If you aren’t using GPT you’ll need to use fdisk. Unfortunately there is only one partition table, at the start of the drive. So you’ll need to create a new partition table (“o”), and create new partitions (“p”) with sizes and offsets matching the original exactly. Same as gdisk, none of this will cause data loss if the partition offsets are correct.

(Subtle side note, GPT actually stores a “shadow” MBR. So a GPT disk may appear as an MBR disk to programs that don’t know about GPT. So generally you want to open the disk in gdisk first so it can find GPT markers).

Also don’t quote me on this, but I believe ZFS stores a copy of the metadata at the end of the drive. So that hopefully won’t be affected by the potential drive wipe.

Some helpful information would be to work out how much data has been overwritten on the drive. If you were formatting it hopefully it was writing zeros? If so can you use hexdump to work out where it got upto?

Also another side note, ZFS encryption doesn’t use your passpharse to encrypt data - your passphrase instead encryptions a master key stored on the ZFS partition, So we have to hope that the master key wasn’t stored at the start of the disk.

4 Likes

You are the hero! It mounts and I can see folders. With any luck I can restore the important stuff and only lost unimportant, highly recoverable data.
I was already in the process of reaccquiring what I could from other sources, but there’s a lot of old obscure stuff I have very low confidence of ever finding again.
image
Looks like the encryption key was stored safely somewhere other than the start, or has a backup somewhere.

I used a hex editor and DD to determine a couple gigs were lost at least, more than expected, but not much more than that.

3 Likes

Good to hear, for the future could you just say what steps you needed to do - did gdisk simply find the backup partition and let you write it back to the start of the disk?

2 Likes

Yup, that was it.
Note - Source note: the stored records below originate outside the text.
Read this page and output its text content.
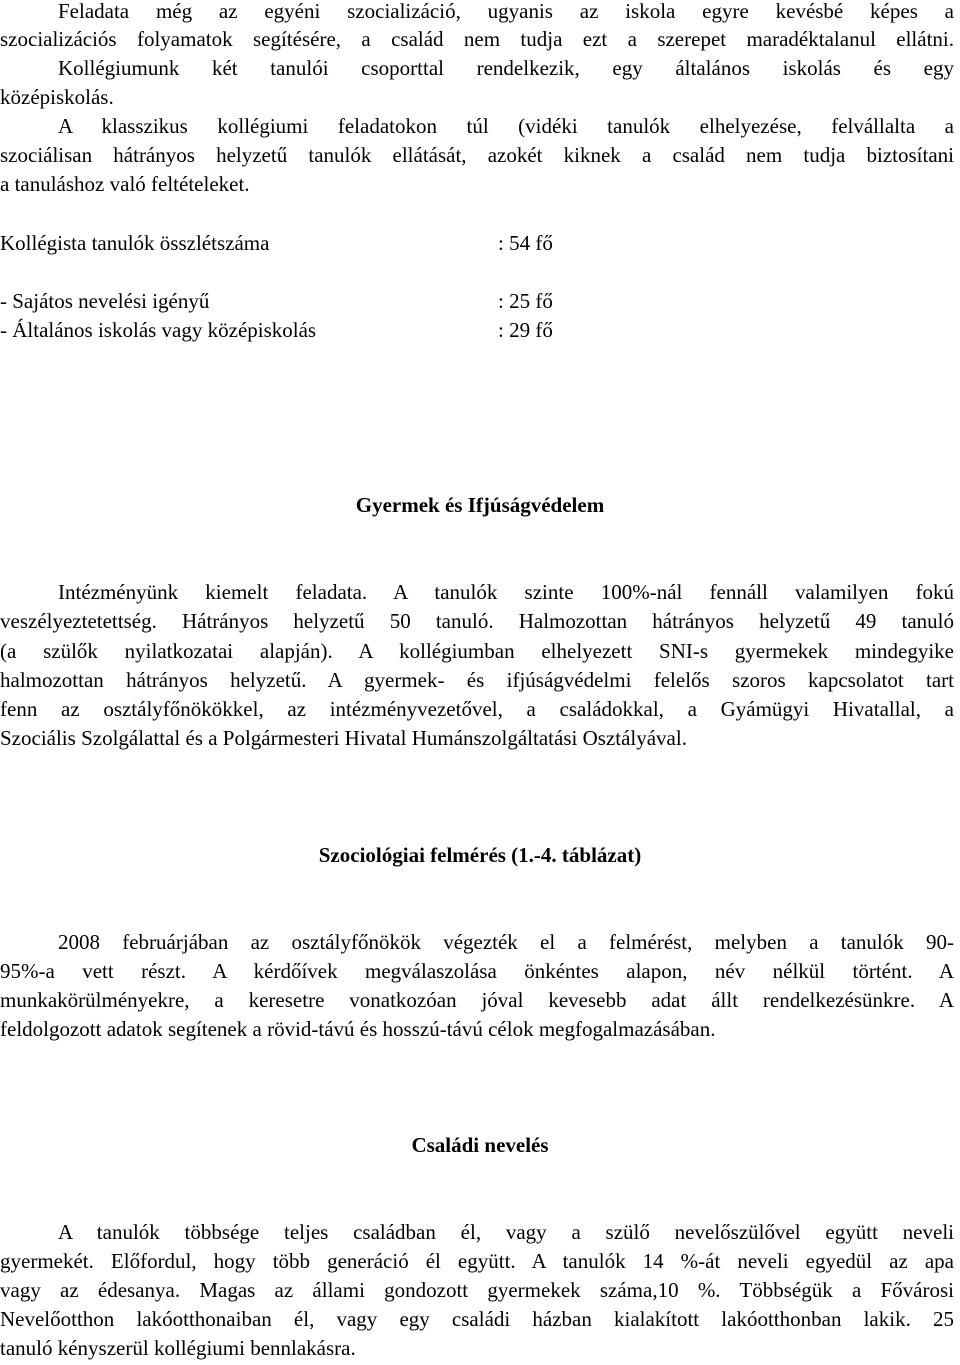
Feladata még az egyéni szocializáció, ugyanis az iskola egyre kevésbé képes a
szocializációs folyamatok segítésére, a család nem tudja ezt a szerepet maradéktalanul ellátni.
Kollégiumunk két tanulói csoporttal rendelkezik, egy általános iskolás és egy
középiskolás.
A klasszikus kollégiumi feladatokon túl (vidéki tanulók elhelyezése, felvállalta a
szociálisan hátrányos helyzetű tanulók ellátását, azokét kiknek a család nem tudja biztosítani
a tanuláshoz való feltételeket.
Kollégista tanulók összlétszáma	: 54 fő
- Sajátos nevelési igényű	: 25 fő
- Általános iskolás vagy középiskolás	: 29 fő
Gyermek és Ifjúságvédelem
Intézményünk kiemelt feladata. A tanulók szinte 100%-nál fennáll valamilyen fokú
veszélyeztetettség. Hátrányos helyzetű 50 tanuló. Halmozottan hátrányos helyzetű 49 tanuló
(a szülők nyilatkozatai alapján). A kollégiumban elhelyezett SNI-s gyermekek mindegyike
halmozottan hátrányos helyzetű. A gyermek- és ifjúságvédelmi felelős szoros kapcsolatot tart
fenn az osztályfőnökökkel, az intézményvezetővel, a családokkal, a Gyámügyi Hivatallal, a
Szociális Szolgálattal és a Polgármesteri Hivatal Humánszolgáltatási Osztályával.
Szociológiai felmérés (1.-4. táblázat)
2008 februárjában az osztályfőnökök végezték el a felmérést, melyben a tanulók 90-
95%-a vett részt. A kérdőívek megválaszolása önkéntes alapon, név nélkül történt. A
munkakörülményekre, a keresetre vonatkozóan jóval kevesebb adat állt rendelkezésünkre. A
feldolgozott adatok segítenek a rövid-távú és hosszú-távú célok megfogalmazásában.
Családi nevelés
A tanulók többsége teljes családban él, vagy a szülő nevelőszülővel együtt neveli
gyermekét. Előfordul, hogy több generáció él együtt. A tanulók 14 %-át neveli egyedül az apa
vagy az édesanya. Magas az állami gondozott gyermekek száma,10 %. Többségük a Fővárosi
Nevelőotthon lakóotthonaiban él, vagy egy családi házban kialakított lakóotthonban lakik. 25
tanuló kényszerül kollégiumi bennlakásra.
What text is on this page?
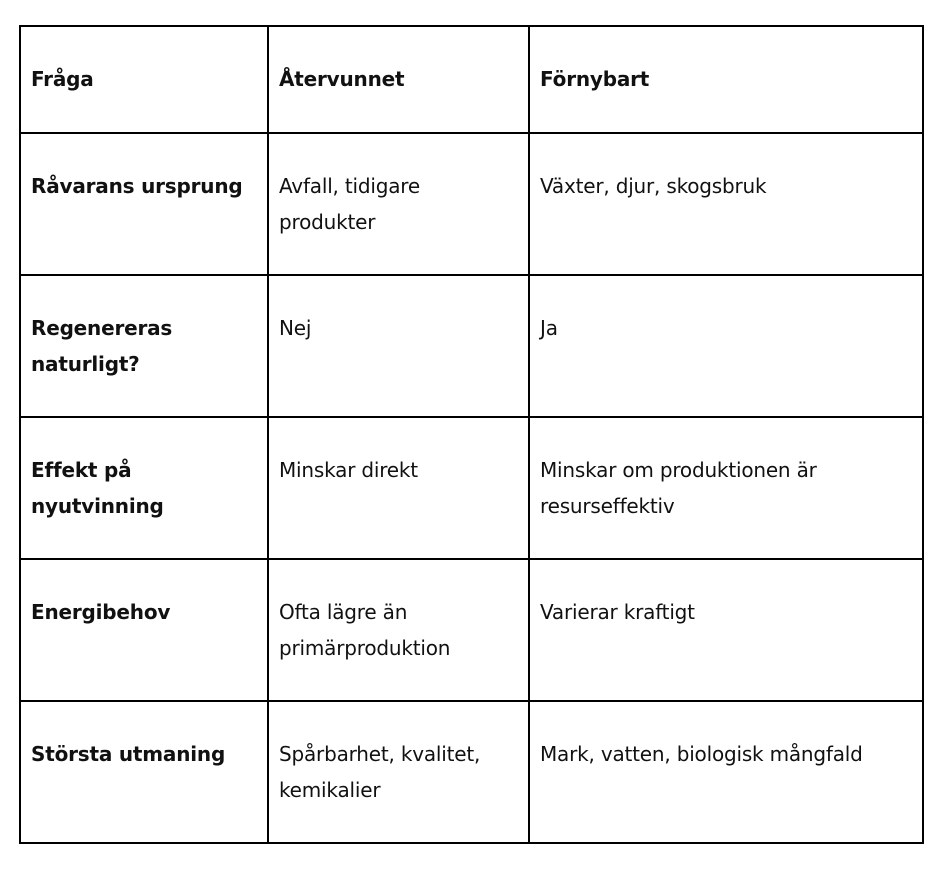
Fråga	Återvunnet	Förnybart
Råvarans ursprung	Avfall, tidigare produkter	Växter, djur, skogsbruk
Regenereras naturligt?	Nej	Ja
Effekt på nyutvinning	Minskar direkt	Minskar om produktionen är resurseffektiv
Energibehov	Ofta lägre än primärproduktion	Varierar kraftigt
Största utmaning	Spårbarhet, kvalitet, kemikalier	Mark, vatten, biologisk mångfald
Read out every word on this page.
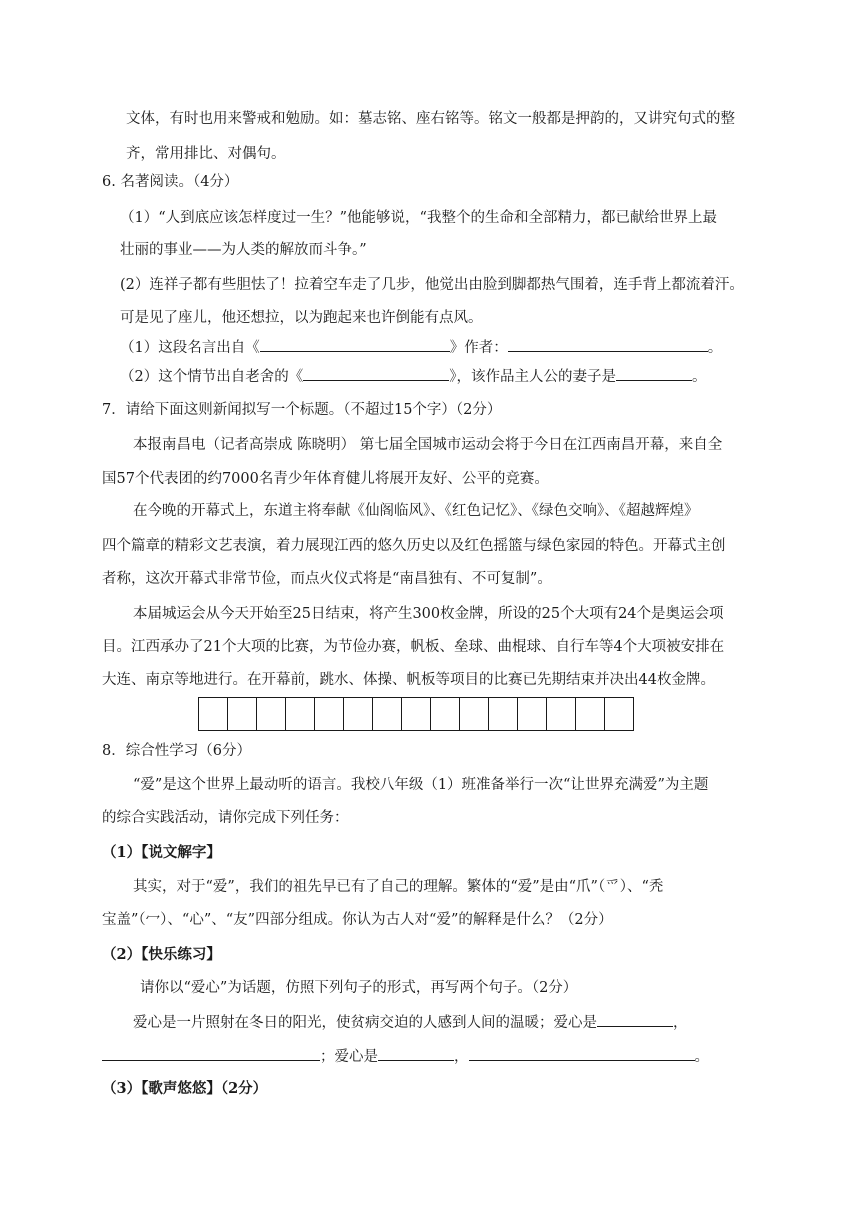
文体，有时也用来警戒和勉励。如：墓志铭、座右铭等。铭文一般都是押韵的，又讲究句式的整
齐，常用排比、对偶句。
6. 名著阅读。（4分）
（1）“人到底应该怎样度过一生？”他能够说，“我整个的生命和全部精力，都已献给世界上最
壮丽的事业——为人类的解放而斗争。”
(2）连祥子都有些胆怯了！拉着空车走了几步，他觉出由脸到脚都热气围着，连手背上都流着汗。
可是见了座儿，他还想拉，以为跑起来也许倒能有点风。
（1）这段名言出自《	》作者：	。
（2）这个情节出自老舍的《	》，该作品主人公的妻子是	。
7．请给下面这则新闻拟写一个标题。（不超过15个字）（2分）
本报南昌电（记者高崇成 陈晓明） 第七届全国城市运动会将于今日在江西南昌开幕，来自全
国57个代表团的约7000名青少年体育健儿将展开友好、公平的竞赛。
在今晚的开幕式上，东道主将奉献《仙阁临风》、《红色记忆》、《绿色交响》、《超越辉煌》
四个篇章的精彩文艺表演，着力展现江西的悠久历史以及红色摇篮与绿色家园的特色。开幕式主创
者称，这次开幕式非常节俭，而点火仪式将是“南昌独有、不可复制”。
本届城运会从今天开始至25日结束，将产生300枚金牌，所设的25个大项有24个是奥运会项
目。江西承办了21个大项的比赛，为节俭办赛，帆板、垒球、曲棍球、自行车等4个大项被安排在
大连、南京等地进行。在开幕前，跳水、体操、帆板等项目的比赛已先期结束并决出44枚金牌。
8．综合性学习（6分）
“爱”是这个世界上最动听的语言。我校八年级（1）班准备举行一次“让世界充满爱”为主题
的综合实践活动，请你完成下列任务：
（1）【说文解字】
其实，对于“爱”，我们的祖先早已有了自己的理解。繁体的“爱”是由“爪”（爫）、“秃
宝盖”（冖）、“心”、“友”四部分组成。你认为古人对“爱”的解释是什么？（2分）
（2）【快乐练习】
请你以“爱心”为话题，仿照下列句子的形式，再写两个句子。（2分）
爱心是一片照射在冬日的阳光，使贫病交迫的人感到人间的温暖；爱心是	，
；爱心是	，	。
（3）【歌声悠悠】（2分）
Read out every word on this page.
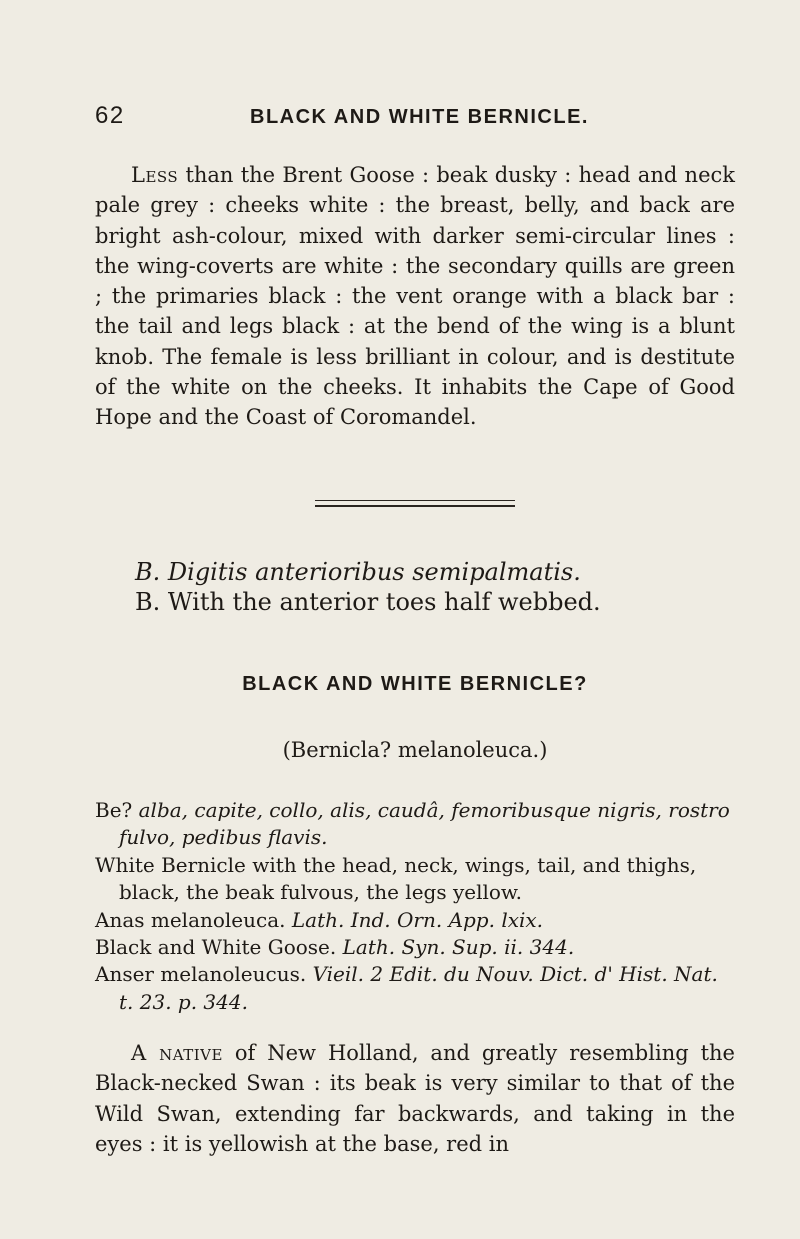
62	BLACK AND WHITE BERNICLE.
Less than the Brent Goose : beak dusky : head and neck pale grey : cheeks white : the breast, belly, and back are bright ash-colour, mixed with darker semi-circular lines : the wing-coverts are white : the secondary quills are green ; the primaries black : the vent orange with a black bar : the tail and legs black : at the bend of the wing is a blunt knob. The female is less brilliant in colour, and is destitute of the white on the cheeks. It inhabits the Cape of Good Hope and the Coast of Coromandel.
B. Digitis anterioribus semipalmatis.
B. With the anterior toes half webbed.
BLACK AND WHITE BERNICLE?
(Bernicla? melanoleuca.)

Be? alba, capite, collo, alis, caudâ, femoribusque nigris, rostro fulvo, pedibus flavis.

White Bernicle with the head, neck, wings, tail, and thighs, black, the beak fulvous, the legs yellow.

Anas melanoleuca. Lath. Ind. Orn. App. lxix.

Black and White Goose. Lath. Syn. Sup. ii. 344.

Anser melanoleucus. Vieil. 2 Edit. du Nouv. Dict. d' Hist. Nat. t. 23. p. 344.

A native of New Holland, and greatly resembling the Black-necked Swan : its beak is very similar to that of the Wild Swan, extending far backwards, and taking in the eyes : it is yellowish at the base, red in
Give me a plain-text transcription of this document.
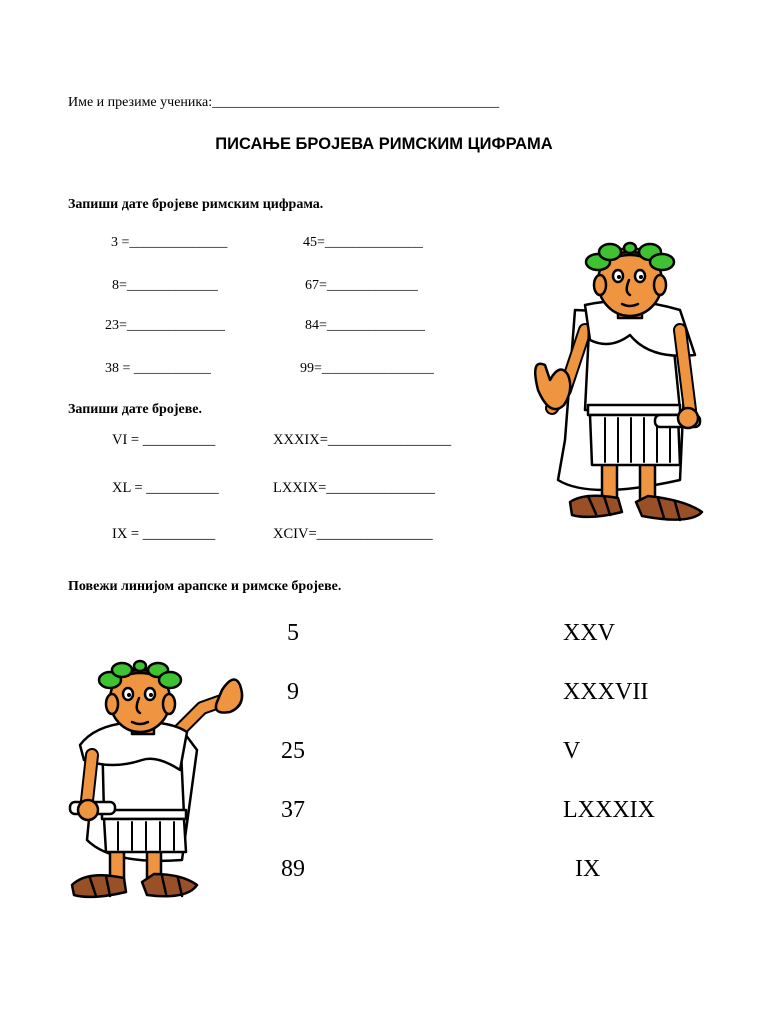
Име и презиме ученика:_________________________________________
ПИСАЊЕ БРОЈЕВА РИМСКИМ ЦИФРАМА
Запиши дате бројеве римским цифрама.
3 =______________	45=______________
8=_____________	67=_____________
23=______________	84=______________
38 = ___________	99=________________
Запиши дате бројеве.
VI = __________	XXXIX=_________________
XL = __________	LXXIX=_______________
IX = __________	XCIV=________________
Повежи линијом арапске и римске бројеве.
5
9
25
37
89
XXV
XXXVII
V
LXXXIX
IX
Loaded backup partition table and loaded backup header, from disk. After that, I could import the pool, and it mounted fine with my automount script, which is just import, load key, mount.

I’m assuming there’s a bunch of corrupted files, but I’ll see what a scrub says after I get my data.

I have noticed though that, instead of 8MB of unknown data, there’s 1.3MB of unallocated data. This used to be 8MB of unknown, so I don’t know why it’s not anymore.

2 Likes

I have not been in this position yet, but great to hear some great ideas @cowphrase and well don @alkafrazin
Might I ask, have you ever looked at using /dev/disk/by-id which should give the serial number, as well as model number?

I sometimes get similar drives, and can be a pig working out which is which when doing stuff like that.

Also, you backed up the drive to an image, was that a full drive image like with DD / gDDRescue? just wondering if you could have pulled form that source if it was before the wipe, or if after the wipe, if you were able to recreate the partition in it that you did?

Just for future posterity

But good job lads

1 Like

I backed up the partially wiped drive with DD, restored the partition table and header of the image, and then wrote the first 400mb of the image back to the drive. After that, it just kinda worked.
Still in the process of collecting files, but I was able to retrieve the whole PC games folder, so my itch.io library is safe, as is the GOG library, and some obscure older indie games that may or may not exist anymore.

2 Likes

Just updating this to say that, after performing a scrub, it appears that it’s a 100% recovery. ZFS could not find a single data error, after copying the entire drive’s file contents to another drive, and then performing a scrub on the repaired drive.

It seems GPT and ZFS really are quite good at covering for human error, even without RaidZ.

3 Likes

This topic was automatically closed 273 days after the last reply. New replies are no longer allowed.